Topical Rapamycin for Facial Angiofibromas
The TREATMENT Trial focused on the efficacy and safety of topical rapamycin for treating facial angiofibromas, a skin manifestation of Tuberous Sclerosis Complex (TSC).
Study Design and Participants
This randomised clinical trial compared the effects of 1% and 0.1% topical rapamycin to a vehicle-only group.
Key Findings
- Efficacy:
- Both concentrations showed clinically meaningful and statistically significant improvement in angiofibroma appearance.
- The 1% formulation was superior to the 0.1% formulation.
- Most improvement was observed within the first month of treatment.
- At 6 months, the 1% group had a mean improvement of 16.7 points on the Angiofibroma Grading Scale (AGS), compared to 11.0 points for the 0.1% group and 2.1 points for the vehicle-only group.
- 81.8% of the 1% group and 65.5% of the 0.1% group had end-of-treatment photos rated as "better" than baseline, compared to 25.5% in the vehicle-only group.
- Safety and Tolerability:
- Topical rapamycin was generally well-tolerated with no measurable systemic absorption.

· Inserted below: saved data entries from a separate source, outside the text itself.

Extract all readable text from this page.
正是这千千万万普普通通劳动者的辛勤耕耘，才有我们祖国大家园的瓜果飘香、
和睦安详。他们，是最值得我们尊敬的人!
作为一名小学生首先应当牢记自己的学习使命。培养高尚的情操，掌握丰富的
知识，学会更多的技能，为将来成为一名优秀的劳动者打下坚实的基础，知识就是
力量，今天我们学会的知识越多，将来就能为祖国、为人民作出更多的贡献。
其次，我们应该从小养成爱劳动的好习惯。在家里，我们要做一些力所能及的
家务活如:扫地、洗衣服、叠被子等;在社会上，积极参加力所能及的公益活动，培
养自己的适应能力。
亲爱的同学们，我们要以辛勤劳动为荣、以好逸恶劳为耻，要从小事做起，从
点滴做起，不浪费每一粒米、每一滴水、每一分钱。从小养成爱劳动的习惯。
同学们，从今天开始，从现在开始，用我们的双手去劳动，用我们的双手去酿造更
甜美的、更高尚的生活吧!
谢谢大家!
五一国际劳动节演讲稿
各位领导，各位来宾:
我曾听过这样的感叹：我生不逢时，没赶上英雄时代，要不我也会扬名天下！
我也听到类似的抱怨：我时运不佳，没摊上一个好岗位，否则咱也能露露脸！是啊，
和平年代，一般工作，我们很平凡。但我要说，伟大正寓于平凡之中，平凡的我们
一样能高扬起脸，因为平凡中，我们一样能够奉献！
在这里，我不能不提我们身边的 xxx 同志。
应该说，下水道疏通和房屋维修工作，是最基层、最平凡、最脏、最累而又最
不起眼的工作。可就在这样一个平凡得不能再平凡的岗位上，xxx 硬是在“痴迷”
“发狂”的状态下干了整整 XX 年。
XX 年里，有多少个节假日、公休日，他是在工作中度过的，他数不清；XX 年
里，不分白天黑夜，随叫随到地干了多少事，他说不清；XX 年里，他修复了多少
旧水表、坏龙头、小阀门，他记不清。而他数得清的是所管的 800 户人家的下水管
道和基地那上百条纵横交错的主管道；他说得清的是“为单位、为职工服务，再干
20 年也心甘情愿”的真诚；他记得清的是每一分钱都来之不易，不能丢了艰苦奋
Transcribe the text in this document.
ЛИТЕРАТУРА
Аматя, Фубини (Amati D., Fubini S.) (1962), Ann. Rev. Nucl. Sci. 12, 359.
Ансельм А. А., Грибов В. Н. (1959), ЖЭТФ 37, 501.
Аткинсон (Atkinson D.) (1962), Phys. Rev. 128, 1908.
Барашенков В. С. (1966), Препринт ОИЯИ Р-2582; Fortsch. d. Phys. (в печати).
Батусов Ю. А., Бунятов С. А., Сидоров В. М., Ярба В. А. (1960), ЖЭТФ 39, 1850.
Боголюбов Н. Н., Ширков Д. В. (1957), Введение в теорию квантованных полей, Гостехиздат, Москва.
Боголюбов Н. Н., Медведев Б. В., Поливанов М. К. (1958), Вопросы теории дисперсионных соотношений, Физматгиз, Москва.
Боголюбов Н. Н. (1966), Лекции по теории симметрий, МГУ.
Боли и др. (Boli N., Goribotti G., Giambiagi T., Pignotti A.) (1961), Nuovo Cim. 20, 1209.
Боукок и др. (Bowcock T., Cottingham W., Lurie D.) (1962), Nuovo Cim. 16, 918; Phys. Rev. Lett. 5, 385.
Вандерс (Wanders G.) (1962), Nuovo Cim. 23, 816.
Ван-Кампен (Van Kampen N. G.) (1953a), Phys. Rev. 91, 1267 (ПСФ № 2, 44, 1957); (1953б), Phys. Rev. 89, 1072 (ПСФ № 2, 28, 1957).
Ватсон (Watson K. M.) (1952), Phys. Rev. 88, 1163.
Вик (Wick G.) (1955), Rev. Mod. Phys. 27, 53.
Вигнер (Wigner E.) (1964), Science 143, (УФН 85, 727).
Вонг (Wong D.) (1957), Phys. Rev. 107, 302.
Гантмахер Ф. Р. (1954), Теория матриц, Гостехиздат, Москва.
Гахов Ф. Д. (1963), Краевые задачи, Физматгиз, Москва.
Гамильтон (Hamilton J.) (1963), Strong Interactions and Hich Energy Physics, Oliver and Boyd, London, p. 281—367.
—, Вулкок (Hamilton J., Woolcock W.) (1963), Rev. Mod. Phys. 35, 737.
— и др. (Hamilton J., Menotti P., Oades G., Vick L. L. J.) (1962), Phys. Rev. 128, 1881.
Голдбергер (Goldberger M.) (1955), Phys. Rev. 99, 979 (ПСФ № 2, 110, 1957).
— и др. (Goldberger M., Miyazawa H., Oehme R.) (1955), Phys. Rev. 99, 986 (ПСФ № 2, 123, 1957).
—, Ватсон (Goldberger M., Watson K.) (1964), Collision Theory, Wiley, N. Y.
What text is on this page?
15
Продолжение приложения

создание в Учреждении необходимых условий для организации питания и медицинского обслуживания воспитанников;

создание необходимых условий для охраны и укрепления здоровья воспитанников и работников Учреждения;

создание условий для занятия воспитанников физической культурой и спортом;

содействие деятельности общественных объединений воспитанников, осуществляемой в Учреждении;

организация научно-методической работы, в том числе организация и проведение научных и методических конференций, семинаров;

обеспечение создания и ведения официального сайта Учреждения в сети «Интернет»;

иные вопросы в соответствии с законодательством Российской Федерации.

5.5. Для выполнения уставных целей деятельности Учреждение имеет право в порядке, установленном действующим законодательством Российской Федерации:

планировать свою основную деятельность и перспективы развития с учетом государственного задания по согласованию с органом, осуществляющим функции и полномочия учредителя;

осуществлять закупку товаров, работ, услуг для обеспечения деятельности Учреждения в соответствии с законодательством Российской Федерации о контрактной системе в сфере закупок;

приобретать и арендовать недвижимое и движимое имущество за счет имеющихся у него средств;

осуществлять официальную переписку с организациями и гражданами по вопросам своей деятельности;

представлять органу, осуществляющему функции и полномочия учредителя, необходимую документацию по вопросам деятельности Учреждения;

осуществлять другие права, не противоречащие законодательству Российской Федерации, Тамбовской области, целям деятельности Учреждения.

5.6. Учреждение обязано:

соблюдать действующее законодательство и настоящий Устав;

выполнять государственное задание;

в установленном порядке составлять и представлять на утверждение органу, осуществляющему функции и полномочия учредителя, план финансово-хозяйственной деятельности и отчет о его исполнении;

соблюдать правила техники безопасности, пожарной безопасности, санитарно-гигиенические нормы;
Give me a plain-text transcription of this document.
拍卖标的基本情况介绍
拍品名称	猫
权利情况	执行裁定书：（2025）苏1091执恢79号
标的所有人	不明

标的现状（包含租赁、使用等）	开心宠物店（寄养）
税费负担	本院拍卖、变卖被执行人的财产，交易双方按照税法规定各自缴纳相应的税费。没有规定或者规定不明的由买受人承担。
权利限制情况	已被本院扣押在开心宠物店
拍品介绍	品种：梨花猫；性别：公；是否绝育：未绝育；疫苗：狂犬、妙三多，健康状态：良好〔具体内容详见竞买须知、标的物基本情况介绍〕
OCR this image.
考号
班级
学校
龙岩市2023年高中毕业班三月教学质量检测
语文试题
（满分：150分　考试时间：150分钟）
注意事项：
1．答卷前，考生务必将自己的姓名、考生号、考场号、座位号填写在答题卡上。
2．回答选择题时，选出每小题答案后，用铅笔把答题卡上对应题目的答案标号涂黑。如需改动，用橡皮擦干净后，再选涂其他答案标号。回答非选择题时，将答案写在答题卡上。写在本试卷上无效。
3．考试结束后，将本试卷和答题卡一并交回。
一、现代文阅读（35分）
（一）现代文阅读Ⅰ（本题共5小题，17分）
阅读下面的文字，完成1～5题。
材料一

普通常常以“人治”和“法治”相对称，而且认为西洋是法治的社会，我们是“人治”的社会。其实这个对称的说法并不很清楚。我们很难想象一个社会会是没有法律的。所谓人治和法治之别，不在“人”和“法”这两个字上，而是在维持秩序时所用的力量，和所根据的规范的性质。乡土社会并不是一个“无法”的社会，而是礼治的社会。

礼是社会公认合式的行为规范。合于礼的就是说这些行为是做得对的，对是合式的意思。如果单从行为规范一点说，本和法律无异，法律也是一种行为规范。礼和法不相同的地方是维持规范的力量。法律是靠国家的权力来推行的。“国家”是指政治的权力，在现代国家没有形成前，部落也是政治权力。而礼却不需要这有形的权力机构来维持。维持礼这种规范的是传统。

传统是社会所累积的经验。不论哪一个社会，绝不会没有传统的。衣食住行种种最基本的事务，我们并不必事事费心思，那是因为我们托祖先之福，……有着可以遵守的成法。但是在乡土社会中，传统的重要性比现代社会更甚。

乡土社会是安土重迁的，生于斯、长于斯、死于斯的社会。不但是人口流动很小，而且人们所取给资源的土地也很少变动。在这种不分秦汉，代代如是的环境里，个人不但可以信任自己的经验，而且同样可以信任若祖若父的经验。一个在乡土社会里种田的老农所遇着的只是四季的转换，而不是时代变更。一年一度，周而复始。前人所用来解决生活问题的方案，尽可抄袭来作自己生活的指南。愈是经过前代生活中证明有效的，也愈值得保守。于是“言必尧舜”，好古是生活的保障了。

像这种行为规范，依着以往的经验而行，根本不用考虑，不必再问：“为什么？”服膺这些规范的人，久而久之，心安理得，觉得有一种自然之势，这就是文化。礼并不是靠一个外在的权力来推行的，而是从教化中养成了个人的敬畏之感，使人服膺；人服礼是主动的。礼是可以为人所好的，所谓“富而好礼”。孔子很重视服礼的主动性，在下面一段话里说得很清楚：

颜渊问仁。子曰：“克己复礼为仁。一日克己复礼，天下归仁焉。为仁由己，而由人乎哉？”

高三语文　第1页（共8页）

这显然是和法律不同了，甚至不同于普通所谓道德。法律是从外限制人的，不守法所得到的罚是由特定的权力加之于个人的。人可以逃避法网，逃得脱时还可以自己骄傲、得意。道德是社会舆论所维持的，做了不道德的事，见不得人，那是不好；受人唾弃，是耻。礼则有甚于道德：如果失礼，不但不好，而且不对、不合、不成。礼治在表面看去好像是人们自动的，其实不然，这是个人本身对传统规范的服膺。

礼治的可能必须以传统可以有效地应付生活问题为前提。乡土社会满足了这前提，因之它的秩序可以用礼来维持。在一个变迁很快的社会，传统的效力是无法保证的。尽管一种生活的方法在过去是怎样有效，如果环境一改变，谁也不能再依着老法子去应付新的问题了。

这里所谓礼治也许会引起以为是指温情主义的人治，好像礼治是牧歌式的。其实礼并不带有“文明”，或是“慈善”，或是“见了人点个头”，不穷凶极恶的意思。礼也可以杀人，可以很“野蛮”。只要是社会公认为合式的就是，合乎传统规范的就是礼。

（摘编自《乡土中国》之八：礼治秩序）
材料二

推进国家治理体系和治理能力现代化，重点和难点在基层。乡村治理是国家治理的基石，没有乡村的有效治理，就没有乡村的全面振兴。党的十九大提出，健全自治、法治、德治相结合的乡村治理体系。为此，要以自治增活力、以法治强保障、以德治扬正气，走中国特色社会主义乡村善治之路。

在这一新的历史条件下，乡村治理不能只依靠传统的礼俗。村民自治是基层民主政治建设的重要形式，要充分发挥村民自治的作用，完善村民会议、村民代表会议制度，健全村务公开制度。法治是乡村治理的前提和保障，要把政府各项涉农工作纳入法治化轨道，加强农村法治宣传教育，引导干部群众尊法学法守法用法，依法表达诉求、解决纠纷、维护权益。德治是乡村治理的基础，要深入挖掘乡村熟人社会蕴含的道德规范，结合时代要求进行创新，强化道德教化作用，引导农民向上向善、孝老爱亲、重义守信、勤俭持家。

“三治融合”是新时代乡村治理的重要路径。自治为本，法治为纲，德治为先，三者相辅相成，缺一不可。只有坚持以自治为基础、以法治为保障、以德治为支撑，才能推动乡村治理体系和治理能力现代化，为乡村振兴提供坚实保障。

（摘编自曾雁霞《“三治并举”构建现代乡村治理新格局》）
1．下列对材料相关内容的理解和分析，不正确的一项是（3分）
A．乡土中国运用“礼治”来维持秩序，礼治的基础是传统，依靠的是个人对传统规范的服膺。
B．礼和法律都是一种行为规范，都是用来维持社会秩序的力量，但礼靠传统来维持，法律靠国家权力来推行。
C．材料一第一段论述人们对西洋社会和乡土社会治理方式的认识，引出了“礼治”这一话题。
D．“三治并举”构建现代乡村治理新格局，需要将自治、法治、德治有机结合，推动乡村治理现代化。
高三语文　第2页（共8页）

- Adverse events were limited to the application site, including discomfort, pruritus, erythema, and irritation, occurring in 10% or fewer patients.
- Nearly all adverse events were mild, with no moderate, severe, or serious events reported.
- Only one patient withdrew due to a mild cutaneous eruption.
- The study completion rate was 83.2%.
- Preferred Dose and Application:
- The preferred dose was 1% rapamycin, applied daily at bedtime for 6 months.
- Quality of Life:
- No statistically significant differences were found in quality of life questionnaires.
Limitations and Future Directions
- The study was terminated before full enrollment, though the sample size was sufficient for statistical power.
- Future studies are needed to assess the durability of response after treatment discontinuation, the efficacy of prophylactic or early use, and the safety and efficacy of combination therapy with oral mTOR inhibitors.
Conclusion
Topical rapamycin has shown promise in reducing markers of skin aging and treating facial angiofibromas associated with TSC. The findings highlight its potential as an effective and safe therapeutic option, particularly at a 1% concentration. Further research is needed to explore its long-term efficacy, safety, and broader applications.